Sunday, May 1, 2011

Crafting an Album

People are up and down on Metallica. It's common these days to pooh-pooh them for being an aging collection of cranks, crybabies, or psychological cases. Sure, there are still some die-hard stalwarts who brook no dissent and defend them to the end. I'm probably somewhere in between. I loved them in the eighties, found something better to do during the late nineties, and was pleasantly surprised by the emergence of "Death Magnetic" in 2008.

My purpose here isn't to talk about Metallica's entire career -- or start any arguments about the merits of their roller-coaster career. However, I am interested in their artistic development after "Kill 'Em All." Early on, I noticed a striking correlation between the layout of "Ride the Lightning" and "Master of Puppets." It's obvious if you take a look at the track listing paired in this way:

1. "Fight Fire with Fire"
1. "Battery"

2. "Ride the Lightning"
2. "Master of Puppets"

3. "For Whom the Bell Tolls"
3. "The Thing That Should Not Be"

4. "Fade to Black"
4. "Welcome Home (Sanitarium)"

5. "Trapped Under Ice"
5. "Disposable Heroes"

6. "Escape"
6. "Leper Messiah"

7. "Creeping Death"
8. "Damage, Inc."

8. "The Call of Ktulu"
7. "Orion"

I had to switch up the order a bit at the end, but it's amazing how similar the songs in each pairing are. The first song of each album is a short and brutal track with a melodic acoustic beginning. The second song is a massive thesis statement (and title track). The third track is a slower paced power track of more reasonable length. The fourth track is an emotion-packed power ballad.

What might be called 'side two' (for those who owned the album or cassette back in the day) started out with another fast and aggressive song, and then a slightly more melodic song with more vocal range. Metallica made different choices about how to end these albums. "Ride the Lightning" put a smashing classic ("Creeping Death") in the penultimate slot, leaving the gargantuan instrumental "The Call of Ktulu" to close the album. "Master of Puppets," by contrast, switched that order. The massive instrumental came before the punch-to-the face that ends the album ("Damage, Inc.").

In terms of structure, song by song, these albums are almost carbon copies of each other. It's very clear that the guys in Metallica felt that there was a certain way an album should go. They set out to achieve a particular emotional trajectory in these albums. I think this is a crucial insight because it proves that they thought of their creative efforts in terms of albums rather than just in terms of songs. An album, from their perspective, is not just a collection of songs, but a work of art in itself that is more than just the sum of its parts.

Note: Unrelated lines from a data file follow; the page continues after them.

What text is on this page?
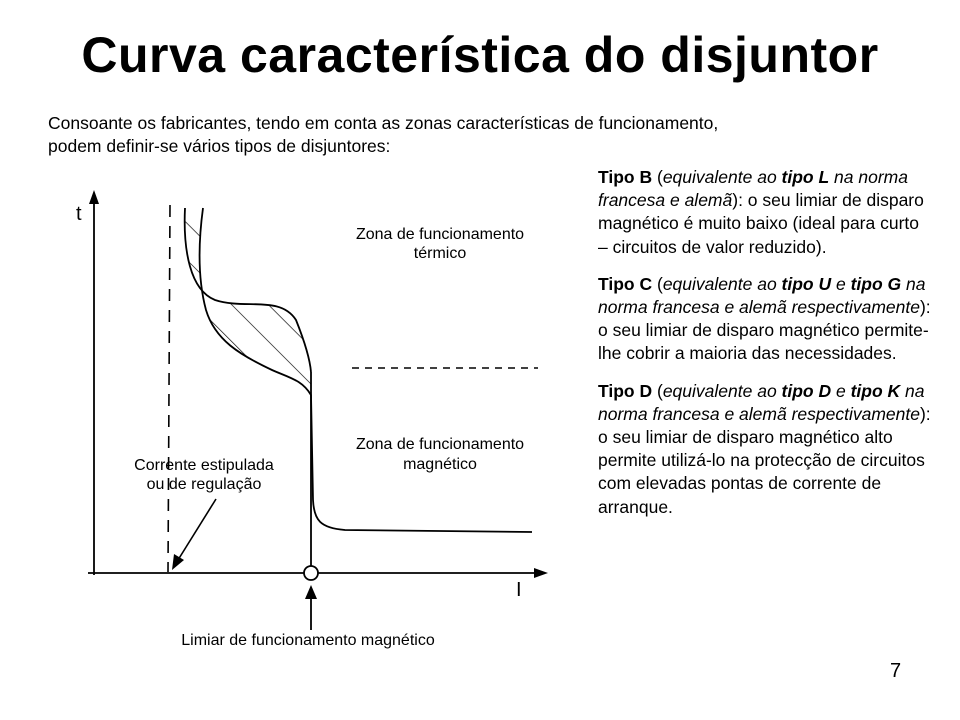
Curva característica do disjuntor
Consoante os fabricantes, tendo em conta as zonas características de funcionamento,
podem definir-se vários tipos de disjuntores:
t
I
Zona de funcionamento
térmico
Zona de funcionamento
magnético
Corrente estipulada
ou de regulação
Limiar de funcionamento magnético

Tipo B (equivalente ao tipo L na norma francesa e alemã): o seu limiar de disparo magnético é muito baixo (ideal para curto – circuitos de valor reduzido).

Tipo C (equivalente ao tipo U e tipo G na norma francesa e alemã respectivamente): o seu limiar de disparo magnético permite-lhe cobrir a maioria das necessidades.

Tipo D (equivalente ao tipo D e tipo K na norma francesa e alemã respectivamente): o seu limiar de disparo magnético alto permite utilizá-lo na protecção de circuitos com elevadas pontas de corrente de arranque.

7
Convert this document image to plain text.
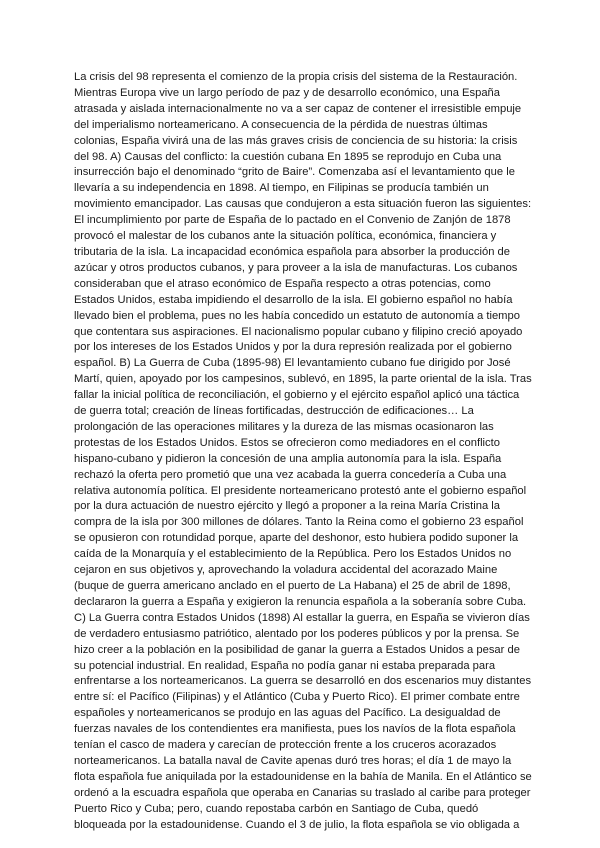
La crisis del 98 representa el comienzo de la propia crisis del sistema de la Restauración.
Mientras Europa vive un largo período de paz y de desarrollo económico, una España
atrasada y aislada internacionalmente no va a ser capaz de contener el irresistible empuje
del imperialismo norteamericano. A consecuencia de la pérdida de nuestras últimas
colonias, España vivirá una de las más graves crisis de conciencia de su historia: la crisis
del 98. A) Causas del conflicto: la cuestión cubana En 1895 se reprodujo en Cuba una
insurrección bajo el denominado “grito de Baire”. Comenzaba así el levantamiento que le
llevaría a su independencia en 1898. Al tiempo, en Filipinas se producía también un
movimiento emancipador. Las causas que condujeron a esta situación fueron las siguientes:
El incumplimiento por parte de España de lo pactado en el Convenio de Zanjón de 1878
provocó el malestar de los cubanos ante la situación política, económica, financiera y
tributaria de la isla. La incapacidad económica española para absorber la producción de
azúcar y otros productos cubanos, y para proveer a la isla de manufacturas. Los cubanos
consideraban que el atraso económico de España respecto a otras potencias, como
Estados Unidos, estaba impidiendo el desarrollo de la isla. El gobierno español no había
llevado bien el problema, pues no les había concedido un estatuto de autonomía a tiempo
que contentara sus aspiraciones. El nacionalismo popular cubano y filipino creció apoyado
por los intereses de los Estados Unidos y por la dura represión realizada por el gobierno
español. B) La Guerra de Cuba (1895-98) El levantamiento cubano fue dirigido por José
Martí, quien, apoyado por los campesinos, sublevó, en 1895, la parte oriental de la isla. Tras
fallar la inicial política de reconciliación, el gobierno y el ejército español aplicó una táctica
de guerra total; creación de líneas fortificadas, destrucción de edificaciones… La
prolongación de las operaciones militares y la dureza de las mismas ocasionaron las
protestas de los Estados Unidos. Estos se ofrecieron como mediadores en el conflicto
hispano-cubano y pidieron la concesión de una amplia autonomía para la isla. España
rechazó la oferta pero prometió que una vez acabada la guerra concedería a Cuba una
relativa autonomía política. El presidente norteamericano protestó ante el gobierno español
por la dura actuación de nuestro ejército y llegó a proponer a la reina María Cristina la
compra de la isla por 300 millones de dólares. Tanto la Reina como el gobierno 23 español
se opusieron con rotundidad porque, aparte del deshonor, esto hubiera podido suponer la
caída de la Monarquía y el establecimiento de la República. Pero los Estados Unidos no
cejaron en sus objetivos y, aprovechando la voladura accidental del acorazado Maine
(buque de guerra americano anclado en el puerto de La Habana) el 25 de abril de 1898,
declararon la guerra a España y exigieron la renuncia española a la soberanía sobre Cuba.
C) La Guerra contra Estados Unidos (1898) Al estallar la guerra, en España se vivieron días
de verdadero entusiasmo patriótico, alentado por los poderes públicos y por la prensa. Se
hizo creer a la población en la posibilidad de ganar la guerra a Estados Unidos a pesar de
su potencial industrial. En realidad, España no podía ganar ni estaba preparada para
enfrentarse a los norteamericanos. La guerra se desarrolló en dos escenarios muy distantes
entre sí: el Pacífico (Filipinas) y el Atlántico (Cuba y Puerto Rico). El primer combate entre
españoles y norteamericanos se produjo en las aguas del Pacífico. La desigualdad de
fuerzas navales de los contendientes era manifiesta, pues los navíos de la flota española
tenían el casco de madera y carecían de protección frente a los cruceros acorazados
norteamericanos. La batalla naval de Cavite apenas duró tres horas; el día 1 de mayo la
flota española fue aniquilada por la estadounidense en la bahía de Manila. En el Atlántico se
ordenó a la escuadra española que operaba en Canarias su traslado al caribe para proteger
Puerto Rico y Cuba; pero, cuando repostaba carbón en Santiago de Cuba, quedó
bloqueada por la estadounidense. Cuando el 3 de julio, la flota española se vio obligada a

While a lot more could be said about the particulars of their narrative strategy, I'm only going to focus on the way these albums end. That is, why the switch up between 7 and 8? I've got a theory that they wanted to make it harder for those who dislike instrumentals to skip over the instrumental at the end. That (misguided) segment of the population that absolutely needs to hear singing in every song might just skip "The Call of Ktulu" and start over at the beginning. That's a travesty, of course, as "The Call of Ktulu" is one of my absolute favorite Metallica songs.

Another theory is that the band felt that an album should end with a punch in the face, not a lengthy and cerebral exploration of a musical theme. It's as if they decided that a metal album should end with a short, aggressive burst of metal mayhem -- like a period that abruptly ends a sentence. This theory has some basis if you look at other Metallica albums. Some of their heaviest songs come right at the end: "Dyers Eve," "The Struggle Within," and "My Apocalypse."

Another reason behind the switch up of tracks 7 and 8 is that "Orion" has what I think is a fatal flaw making it an impossible choice for an album-closer: it fades out. That's right, it fades out! You can't end a metal masterpiece with a fadeout.

For those who argue that "Ride the Lightning" is a better album than "Master of Puppets" (and there are a surprising number of these), this is your best place to make your case. Both "Creeping Death" and "The Call of Ktulu" have great endings, very powerful and dramatic. Either one could have effectively ended the album. The weak fadeout of "Orion" is a less impressive musical achievement than "The Call of Ktulu" -- and it performs its role on the album less fully than "The Call of Ktulu."


(Note: It's worth mentioning at this point that "...And Justice For All" follows this same structure very closely. And it's a terrific album...but it was much easier to make this argument with just two albums. Three will always be a weird number.)